The Altec Lansing inMotion Air Wireless Audio System is a great-sounding Bluetooth speaker that works with a Mac, PC or any Bluetooth-enabled music player or smartphone.
We tried it with a variety of devices, and were surprised by its stellar sound quality, not to mention its good looks. However, in our tests, its wireless range was nowhere near the 100 meters claimed by Altec Lansing for its Bluetooth dongle.
The $200 inMotion Air speaker has the easiest Bluetooth pairing routine I’ve ever seen. With one push of a button, the USB Bluetooth dongle was instantly synced up with the speaker.
After charging the speaker for about five hours, its lithium-ion battery was ready to power the system completely. The USB Bluetooth transceiver plugs into any Mac or PC, and any audio from the computer plays through the inMotion Air speaker, which behaves identically to any other USB sound output device. That includes any audio from an Internet browser, or any application that produces audio. So, I immediately went to my Pandora Radio account and it streamed through the speaker perfectly.
Connecting an iPhone and iPad were equally easy, and they all worked well with the speaker. It was a simple matter of turning on Bluetooth in the settings, and then selecting the inMotion speaker on the list of detected devices. I was also able to use my laptop’s internal Bluetooth radio to connect with the speaker.
The best aspect of this wireless audio system is its excellent sound quality. While it doesn’t have the thundering bass of my favorite wireless audio product, the $400 Sonos Wi-Fi audio system, the inMotion’s highs and midrange were sparkling and realistic, while its bass response was particularly powerful for the speaker’s diminutive form factor. Properly placed in a corner, it was able to deliver what I would call pleasant, high-fidelity sound.
Two minor gripes: I was slightly disappointed because the company says you can move the speaker 100 meters (328 feet) away from its Bluetooth dongle, but that’s apparently not the case unless you’re using it in a vacant lot. Going through one wall inside of a house, the best we could do was about 45 feet, and less than that with an iPhone and an iPad. That’s not bad, though, because it’s a whole lot farther away than we’ve been able to go with any other Bluetooth device.
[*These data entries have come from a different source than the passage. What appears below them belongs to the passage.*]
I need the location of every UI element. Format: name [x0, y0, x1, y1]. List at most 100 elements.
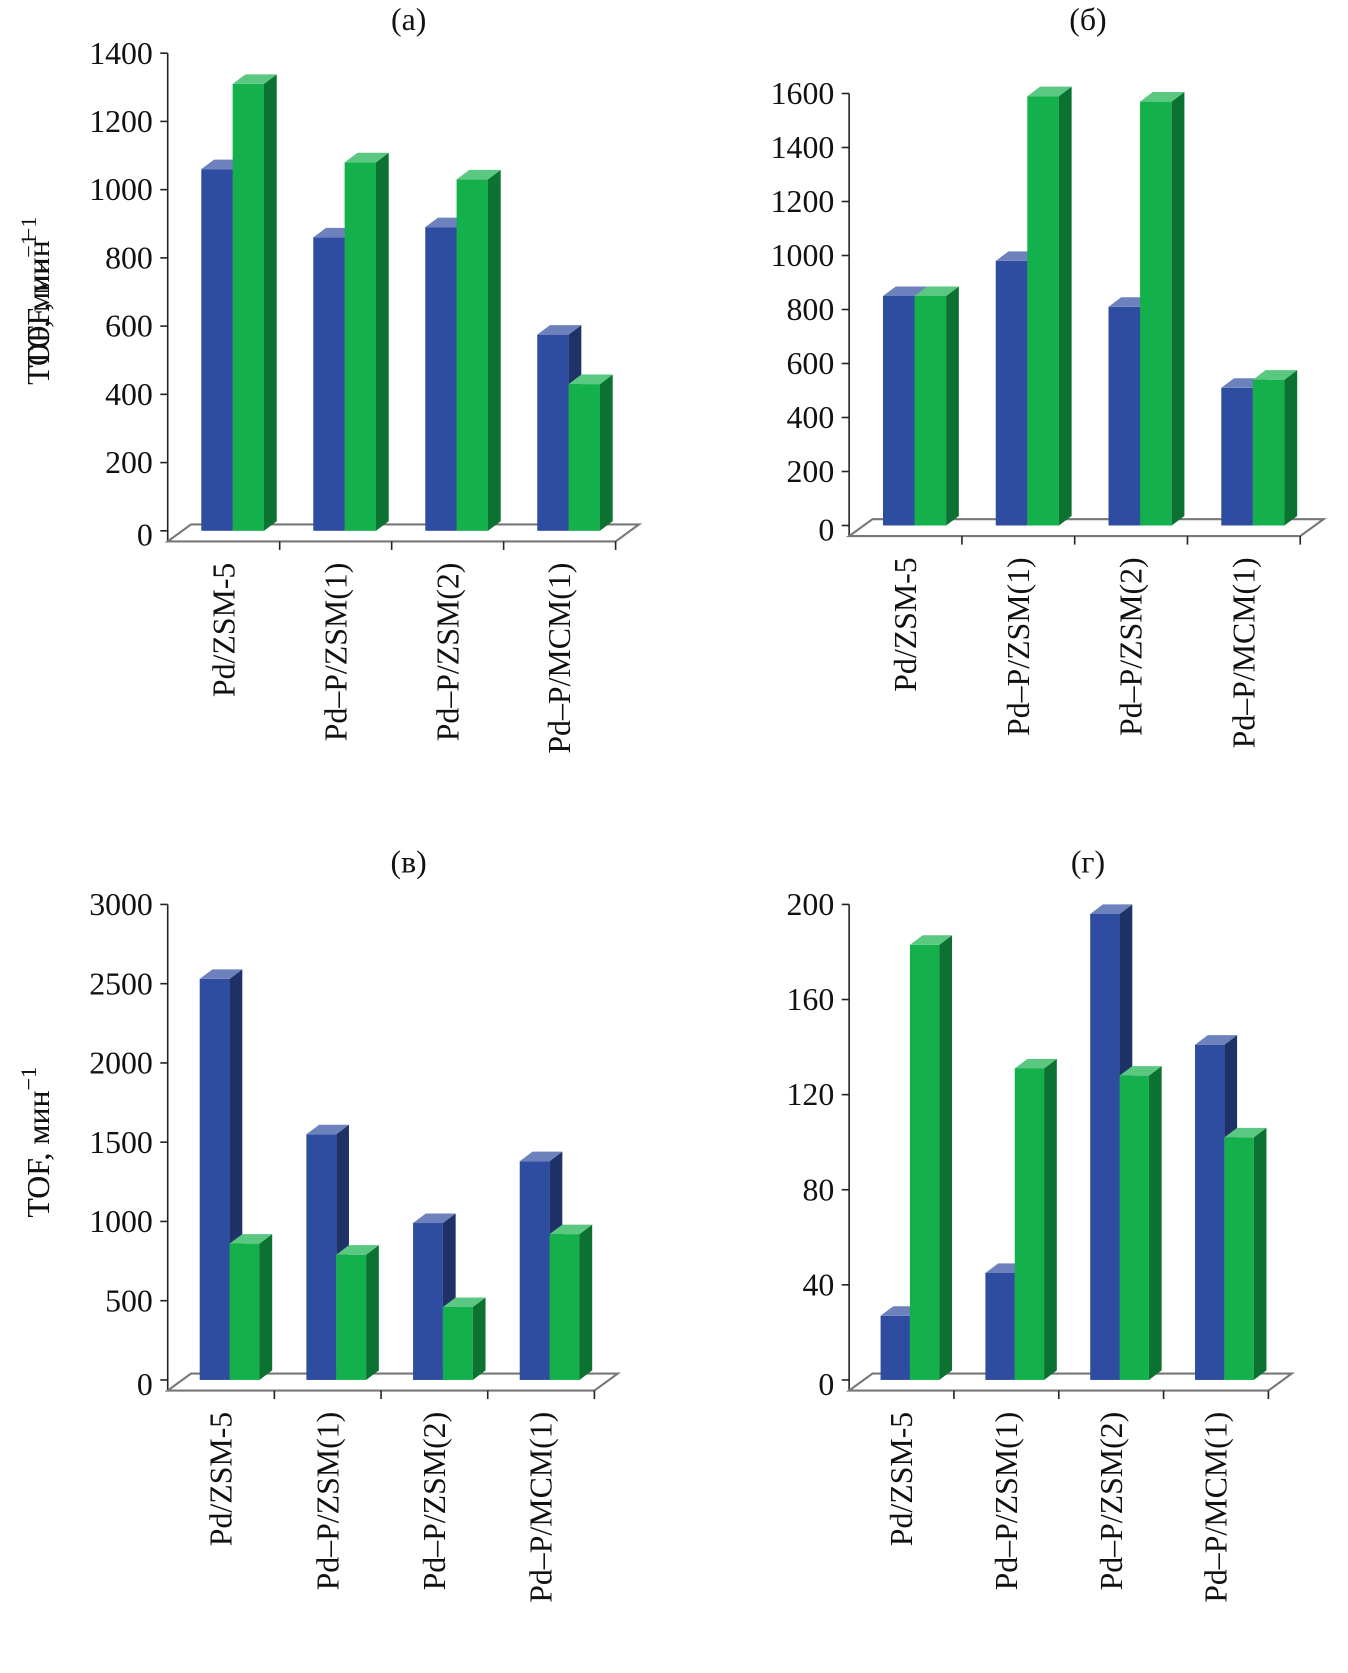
y-axis-label-sup: −1 [16, 234, 41, 258]
bar-front [995, 260, 1028, 526]
bar [909, 935, 953, 1380]
bar-front [232, 83, 265, 531]
bar-top [537, 325, 582, 335]
x-tick-label: Pd–P/ZSM(2) [1114, 557, 1149, 736]
bar-front [549, 1234, 580, 1380]
bar-front [1195, 1044, 1225, 1380]
bar-top [306, 1124, 349, 1135]
bar-front [1140, 101, 1172, 526]
y-tick-label: 2500 [89, 966, 153, 1001]
chart: (в) TOF, мин−1 0 500 1000 1500 2000 2500 3000 Pd/… [16, 845, 622, 1603]
y-tick-label: 1000 [771, 238, 835, 273]
bar [1014, 1058, 1057, 1380]
bar-front [425, 227, 457, 531]
x-tick-label: Pd/ZSM-5 [884, 1412, 919, 1546]
bar-front [456, 179, 488, 531]
y-axis-label-main: TOF, мин [21, 240, 56, 367]
bar-front [537, 334, 569, 531]
bar-side [259, 1234, 273, 1380]
bar-top [1027, 86, 1072, 97]
floor [845, 518, 1327, 538]
bar [1140, 92, 1185, 526]
bar-front [413, 1223, 443, 1380]
bar [229, 1234, 273, 1380]
bar-front [1224, 1137, 1254, 1380]
y-axis-label: TOF, мин−1 [16, 234, 56, 385]
bar-side [487, 169, 501, 531]
chart-title: (а) [391, 2, 426, 37]
bar-side [472, 1297, 486, 1380]
bar-front [442, 1307, 473, 1380]
y-tick-label: 800 [105, 240, 153, 275]
y-tick-label: 80 [802, 1172, 834, 1207]
bar [336, 1245, 379, 1380]
x-tick-label: Pd–P/MCM(1) [542, 563, 577, 754]
y-tick-label: 3000 [89, 887, 153, 922]
bar-top [1252, 370, 1298, 380]
bar-front [1090, 913, 1120, 1380]
bar-front [199, 978, 230, 1380]
bar-top [549, 1224, 593, 1235]
y-axis-label-main: TOF, мин [21, 1090, 56, 1217]
bar-top [519, 1151, 563, 1162]
bar-front [336, 1254, 367, 1380]
bar [1027, 86, 1072, 526]
bar-side [1044, 1058, 1057, 1380]
bar-top [568, 374, 613, 385]
bar-front [1027, 96, 1059, 526]
x-tick-label: Pd–P/ZSM(2) [1094, 1412, 1129, 1591]
y-tick-label: 1200 [771, 184, 835, 219]
y-tick-label: 1400 [89, 36, 153, 71]
bar-side [599, 374, 613, 531]
bar-top [914, 286, 959, 297]
bar-front [1221, 387, 1253, 526]
x-tick-label: Pd–P/ZSM(1) [989, 1412, 1024, 1591]
chart-title: (г) [1071, 845, 1105, 880]
bar-side [579, 1224, 593, 1380]
bar [549, 1224, 593, 1380]
y-tick-label: 600 [105, 309, 153, 344]
chart: (г) TOF, мин−1 0 40 80 120 160 200 Pd/ZSM-5 Pd–P/… [16, 845, 1296, 1603]
y-axis-label: TOF, мин−1 [16, 217, 56, 368]
bar-front [1119, 1075, 1149, 1380]
y-tick-label: 800 [787, 292, 835, 327]
x-tick-label: Pd–P/ZSM(2) [417, 1412, 452, 1591]
bar-front [1108, 306, 1141, 526]
bar-side [939, 935, 953, 1380]
y-tick-label: 600 [787, 346, 835, 381]
y-tick-label: 0 [137, 1367, 153, 1402]
chart: (а)TOF, мин−10200400600800100012001400Pd… [16, 2, 643, 754]
x-tick-label: Pd–P/MCM(1) [524, 1412, 559, 1603]
bar-front [313, 237, 345, 531]
y-tick-label: 120 [787, 1077, 835, 1112]
bar-front [914, 296, 947, 526]
x-tick-label: Pd–P/ZSM(1) [310, 1412, 345, 1591]
y-tick-label: 200 [787, 454, 835, 489]
y-tick-label: 500 [105, 1283, 153, 1318]
floor [164, 1372, 622, 1392]
y-tick-label: 1200 [89, 104, 153, 139]
bar [442, 1297, 486, 1380]
bar [914, 286, 959, 526]
bar-front [1252, 379, 1285, 526]
y-tick-label: 1500 [89, 1125, 153, 1160]
chart: (б)TOF, мин−1020040060080010001200140016… [16, 2, 1327, 748]
bar-top [456, 169, 501, 180]
bar-front [882, 296, 915, 526]
bar-top [1224, 1127, 1267, 1138]
x-tick-label: Pd–P/ZSM(1) [318, 563, 353, 742]
bar-top [336, 1245, 379, 1255]
y-tick-label: 1000 [89, 1204, 153, 1239]
y-axis-label: TOF, мин−1 [16, 1067, 56, 1218]
y-tick-label: 200 [787, 887, 835, 922]
bar-side [264, 74, 277, 531]
bar-side [1058, 86, 1072, 526]
bar-top [1090, 904, 1133, 914]
bar-top [1140, 92, 1185, 102]
y-tick-label: 0 [818, 512, 834, 547]
bar-front [306, 1134, 337, 1380]
y-tick-label: 400 [787, 400, 835, 435]
y-axis-label: TOF, мин−1 [16, 1067, 56, 1218]
bar-top [1119, 1066, 1162, 1076]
The other slight problem is the inability to launch iTunes on my laptop using the remote control, something that the company says is not possible with some configurations. Unfortunately, mine was one of those. But those are small complaints, considering the inMotion’s sound quality and ease of use.
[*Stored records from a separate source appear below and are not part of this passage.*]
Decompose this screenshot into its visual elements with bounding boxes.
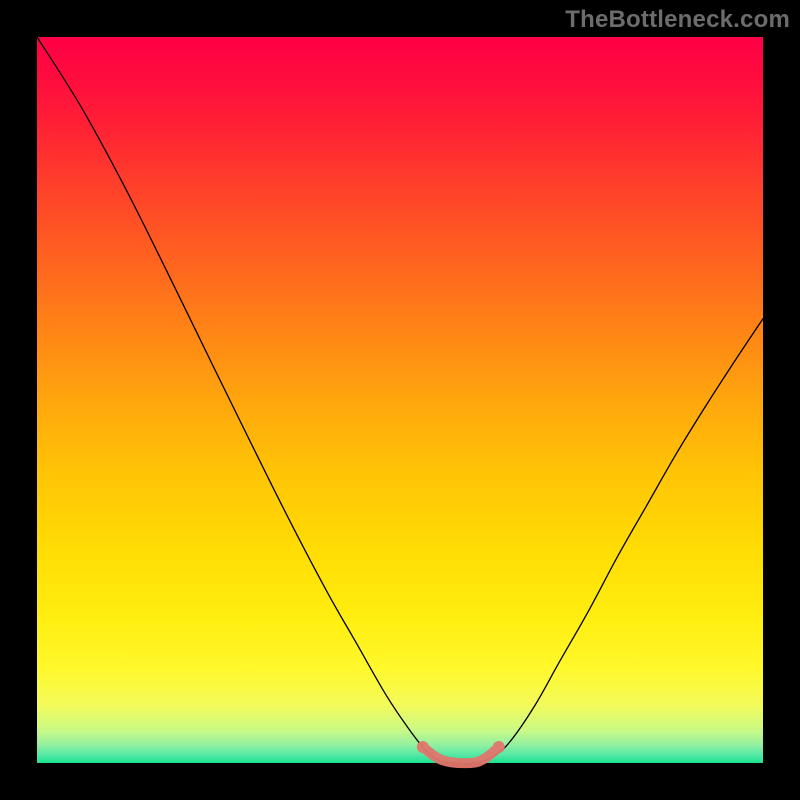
watermark-text: TheBottleneck.com [565, 6, 790, 34]
bottleneck-chart [0, 0, 800, 800]
highlight-start-dot [417, 741, 429, 753]
highlight-end-dot [493, 741, 505, 753]
gradient-background [37, 37, 763, 763]
chart-container: TheBottleneck.com [0, 0, 800, 800]
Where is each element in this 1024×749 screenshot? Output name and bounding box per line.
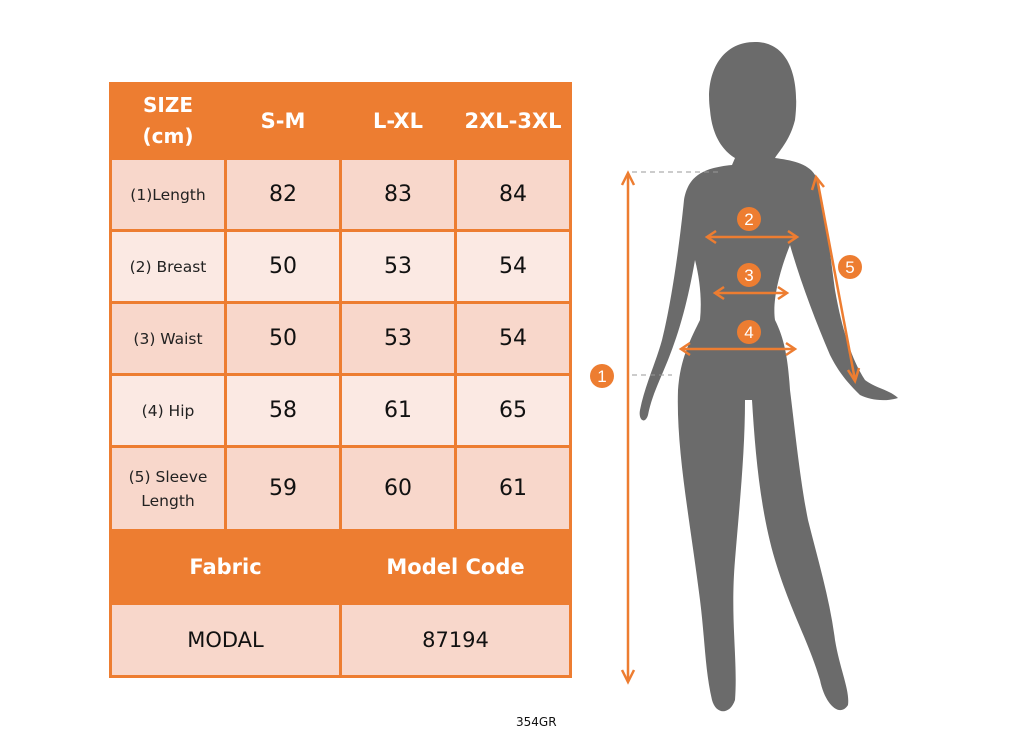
- table-row: (1)Length 82 83 84: [109, 157, 572, 232]
- table-row: (3) Waist 50 53 54: [109, 301, 572, 376]
- row-label: (5) Sleeve Length: [109, 445, 227, 532]
- product-code: 354GR: [516, 715, 557, 729]
- measurement-lines: [620, 170, 861, 685]
- cell: 50: [224, 229, 342, 304]
- cell: 59: [224, 445, 342, 532]
- size-header-2xl-3xl: 2XL-3XL: [454, 82, 572, 160]
- cell: 50: [224, 301, 342, 376]
- marker-1-label: 1: [597, 367, 606, 386]
- cell: 65: [454, 373, 572, 448]
- row-label: (2) Breast: [109, 229, 227, 304]
- cell: 61: [339, 373, 457, 448]
- size-header-cell: SIZE (cm): [109, 82, 227, 160]
- guide-lines: [632, 171, 720, 376]
- footer-header-row: Fabric Model Code: [109, 529, 572, 605]
- silhouette: [639, 42, 898, 712]
- header-row: SIZE (cm) S-M L-XL 2XL-3XL: [109, 82, 572, 160]
- footer-value-row: MODAL 87194: [109, 602, 572, 678]
- model-code-value: 87194: [339, 602, 572, 678]
- model-code-header: Model Code: [339, 529, 572, 605]
- cell: 84: [454, 157, 572, 232]
- cell: 54: [454, 229, 572, 304]
- size-label: SIZE: [142, 93, 193, 117]
- fabric-value: MODAL: [109, 602, 342, 678]
- cell: 82: [224, 157, 342, 232]
- marker-3: [737, 263, 761, 287]
- cell: 60: [339, 445, 457, 532]
- marker-5: [838, 255, 862, 279]
- cell: 58: [224, 373, 342, 448]
- fabric-header: Fabric: [109, 529, 342, 605]
- sleeve-arrow: [815, 177, 857, 381]
- marker-4: [737, 320, 761, 344]
- marker-2: [737, 207, 761, 231]
- cell: 61: [454, 445, 572, 532]
- row-label-line: Length: [141, 491, 195, 510]
- row-label-line: (5) Sleeve: [128, 467, 208, 486]
- table-row: (2) Breast 50 53 54: [109, 229, 572, 304]
- size-chart-table: SIZE (cm) S-M L-XL 2XL-3XL (1)Length 82 8…: [109, 82, 572, 678]
- cell: 53: [339, 301, 457, 376]
- row-label: (3) Waist: [109, 301, 227, 376]
- marker-1: [590, 364, 614, 388]
- cell: 83: [339, 157, 457, 232]
- table-row: (5) Sleeve Length 59 60 61: [109, 445, 572, 532]
- unit-label: (cm): [142, 124, 194, 148]
- marker-2-label: 2: [744, 210, 753, 229]
- marker-badges: [590, 207, 862, 388]
- cell: 53: [339, 229, 457, 304]
- marker-3-label: 3: [744, 266, 753, 285]
- size-header-s-m: S-M: [224, 82, 342, 160]
- table-row: (4) Hip 58 61 65: [109, 373, 572, 448]
- row-label: (1)Length: [109, 157, 227, 232]
- marker-5-label: 5: [845, 258, 854, 277]
- marker-4-label: 4: [744, 323, 753, 342]
- cell: 54: [454, 301, 572, 376]
- row-label: (4) Hip: [109, 373, 227, 448]
- size-header-l-xl: L-XL: [339, 82, 457, 160]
Come along with me to the gallery for a pictorial tour of the system, where I’ll offer additional comments and observations along the way.
Check out that asymmetrical shape. This is one attractive wireless speaker.
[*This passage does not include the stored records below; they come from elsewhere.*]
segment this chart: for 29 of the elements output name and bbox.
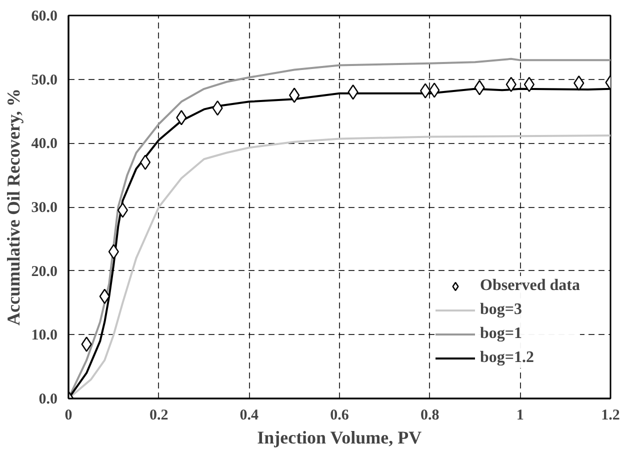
point: [140, 154, 151, 170]
y-tick-label: 50.0: [31, 72, 58, 88]
x-tick-label: 0.4: [240, 408, 260, 424]
point: [420, 83, 431, 98]
y-tick-label: 60.0: [31, 8, 58, 24]
legend-label: bog=1.2: [480, 349, 534, 367]
y-tick-label: 20.0: [31, 264, 58, 280]
point: [117, 202, 128, 218]
point: [289, 88, 300, 103]
point: [429, 82, 440, 98]
x-tick-label: 0: [64, 408, 72, 424]
x-tick-label: 0.8: [420, 408, 440, 424]
x-tick-label: 0.6: [330, 408, 350, 424]
y-axis-title: Accumulative Oil Recovery, %: [3, 88, 24, 326]
legend-label: bog=3: [480, 301, 522, 319]
x-tick-label: 1.2: [601, 408, 620, 424]
y-tick-label: 10.0: [31, 328, 58, 344]
point: [108, 244, 119, 260]
legend-label: Observed data: [480, 277, 580, 295]
y-tick-label: 40.0: [31, 136, 58, 152]
point: [574, 76, 584, 91]
point: [524, 76, 535, 92]
x-tick-label: 0.2: [149, 408, 168, 424]
point: [81, 336, 92, 352]
x-axis-title: Injection Volume, PV: [257, 428, 422, 448]
legend-label: bog=1: [480, 325, 522, 343]
y-tick-label: 0.0: [38, 392, 58, 408]
x-tick-label: 1: [516, 408, 524, 424]
y-tick-label: 30.0: [31, 200, 58, 216]
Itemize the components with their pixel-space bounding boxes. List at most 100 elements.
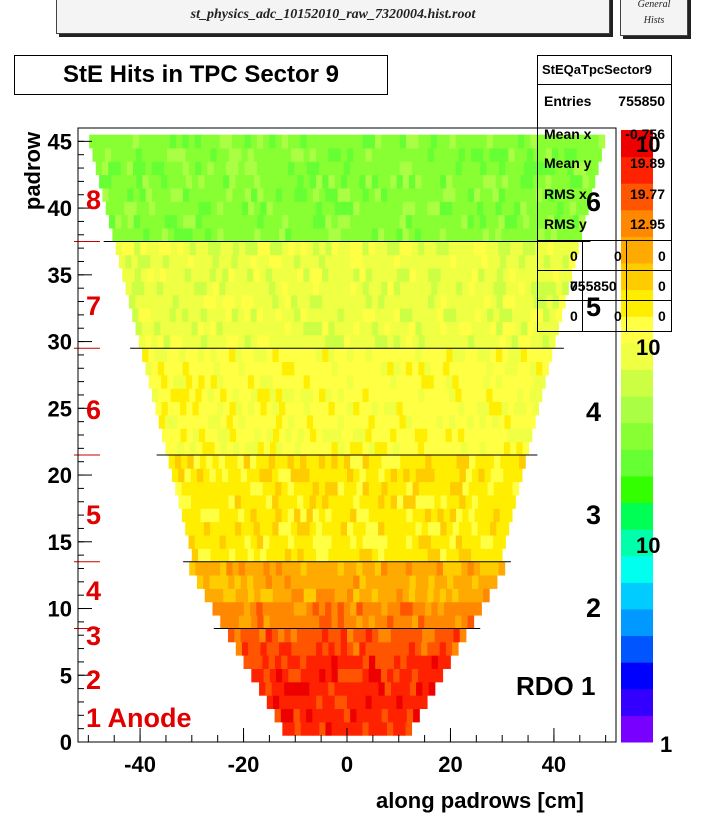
heatmap-cell: [365, 575, 373, 589]
heatmap-cell: [375, 281, 382, 296]
heatmap-cell: [377, 228, 385, 242]
heatmap-cell: [183, 414, 190, 429]
heatmap-cell: [312, 455, 320, 469]
heatmap-cell: [334, 321, 342, 336]
heatmap-cell: [570, 148, 578, 162]
heatmap-cell: [249, 455, 257, 469]
heatmap-cell: [371, 294, 379, 309]
heatmap-cell: [424, 508, 432, 523]
heatmap-cell: [213, 561, 221, 576]
heatmap-cell: [522, 241, 530, 256]
heatmap-cell: [434, 268, 442, 282]
heatmap-cell: [526, 374, 534, 389]
heatmap-cell: [257, 668, 265, 683]
heatmap-cell: [206, 308, 214, 322]
heatmap-cell: [207, 388, 215, 403]
heatmap-cell: [241, 521, 248, 536]
heatmap-cell: [443, 281, 451, 296]
heatmap-cell: [249, 655, 257, 669]
heatmap-cell: [303, 575, 310, 589]
colorbar-swatch: [621, 688, 653, 716]
heatmap-cell: [245, 214, 252, 229]
heatmap-cell: [371, 374, 379, 389]
heatmap-cell: [353, 681, 360, 696]
heatmap-cell: [493, 281, 501, 296]
heatmap-cell: [319, 161, 326, 176]
heatmap-cell: [496, 294, 504, 309]
heatmap-cell: [340, 374, 348, 389]
heatmap-cell: [275, 214, 283, 229]
heatmap-cell: [509, 294, 516, 309]
heatmap-cell: [353, 428, 360, 443]
heatmap-cell: [138, 281, 145, 296]
heatmap-cell: [443, 535, 450, 549]
heatmap-cell: [124, 201, 131, 216]
heatmap-cell: [402, 401, 410, 416]
heatmap-cell: [350, 361, 357, 376]
heatmap-cell: [536, 334, 544, 349]
heatmap-cell: [453, 468, 460, 483]
heatmap-cell: [165, 241, 172, 256]
heatmap-cell: [257, 615, 264, 629]
heatmap-cell: [468, 535, 475, 549]
heatmap-cell: [219, 281, 226, 296]
heatmap-cell: [191, 495, 198, 509]
heatmap-cell: [178, 268, 186, 282]
heatmap-cell: [181, 455, 188, 469]
heatmap-cell: [238, 361, 246, 376]
heatmap-cell: [290, 294, 298, 309]
heatmap-cell: [312, 281, 320, 296]
mean-x-label: Mean x: [544, 126, 592, 142]
heatmap-cell: [203, 294, 211, 309]
heatmap-cell: [399, 668, 407, 683]
heatmap-cell: [337, 481, 345, 496]
heatmap-cell: [353, 201, 360, 216]
heatmap-cell: [493, 308, 500, 322]
heatmap-cell: [303, 228, 311, 242]
general-hists-box[interactable]: General Hists: [620, 0, 688, 36]
heatmap-cell: [362, 281, 370, 296]
heatmap-cell: [464, 228, 471, 242]
heatmap-cell: [288, 361, 295, 376]
heatmap-cell: [350, 188, 357, 202]
heatmap-cell: [322, 294, 329, 309]
heatmap-cell: [405, 561, 413, 576]
heatmap-cell: [504, 414, 511, 429]
heatmap-cell: [291, 428, 299, 443]
heatmap-cell: [424, 308, 432, 322]
heatmap-cell: [514, 321, 522, 336]
heatmap-cell: [511, 361, 518, 376]
heatmap-cell: [322, 401, 329, 416]
heatmap-cell: [272, 174, 280, 189]
heatmap-cell: [331, 334, 339, 349]
heatmap-cell: [169, 281, 176, 296]
heatmap-cell: [300, 601, 307, 616]
heatmap-cell: [511, 308, 519, 322]
heatmap-cell: [461, 414, 468, 429]
mean-x-value: -0.756: [625, 126, 665, 142]
heatmap-cell: [340, 228, 348, 242]
heatmap-cell: [350, 668, 357, 683]
heatmap-cell: [406, 535, 413, 549]
heatmap-cell: [456, 481, 463, 496]
heatmap-cell: [475, 601, 482, 616]
heatmap-cell: [325, 214, 332, 229]
colorbar-swatch: [621, 475, 653, 504]
heatmap-cell: [569, 228, 576, 242]
heatmap-cell: [135, 294, 142, 309]
heatmap-cell: [487, 455, 495, 469]
heatmap-cell: [434, 495, 441, 509]
heatmap-cell: [278, 374, 286, 389]
rms-x-label: RMS x: [544, 186, 587, 202]
colorbar-exponent-6: 6: [586, 187, 602, 217]
heatmap-cell: [259, 268, 267, 282]
heatmap-cell: [213, 388, 221, 403]
heatmap-cell: [284, 548, 292, 563]
heatmap-cell: [309, 174, 317, 189]
heatmap-cell: [408, 201, 416, 216]
heatmap-cell: [306, 214, 314, 229]
heatmap-cell: [185, 374, 193, 389]
heatmap-cell: [218, 481, 226, 496]
heatmap-cell: [235, 201, 243, 216]
heatmap-cell: [257, 441, 265, 456]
Control your music from here, streamed wirelessly from a Mac or PC, or a Bluetooth-compatible music player or smartphone. It was easy to set up our PC, iPhone and iPad.
Look how the thing leans back. But it’s still sturdy, even though it looks like it could tip over at any moment. And I mean that in a good way.
Back 3/4 View
The slot in the middle is a handle, and the recessed area on the right is where the remote is stowed.
You can plug in its AC adapter, or it plays for seven hours on its rechargeable internal lithium ion battery.
It’s light and easy to carry with its slot/handle in back.
Blue Light Peeking Through
There’s a subtle blue light in the middle.
Two Speakers Inside
Those two drivers have great-sounding midrange and highs, and even though the speakers are small, the bass sounded surprisingly strong, especially when placed in a corner.
Remote Stowed Away
Here’s the remote nestled in its slot…
Removing the Remote
…sliding out when you’re ready to use it.
Control audio from your Mac or PC with this, and you’re supposed to be able to launch your default audio program (that didn’t work for my Windows 7 laptop, though). ESS is the Expanded Sound Stage technology, which does a convincing job of making it sound like the speakers are farther apart.
Even the remote has that asymmetrical theme going on.
Plug this into a USB port on a Mac or PC, and it’ll let stream the music about 45 feet away (that’s with one wall in between).
We plugged it in, and it streams music wirelessly. But the farthest away we could separate dongle and speaker without the sound breaking up was about 45 feet, far less than the 328 feet quoted by Altec Lansing.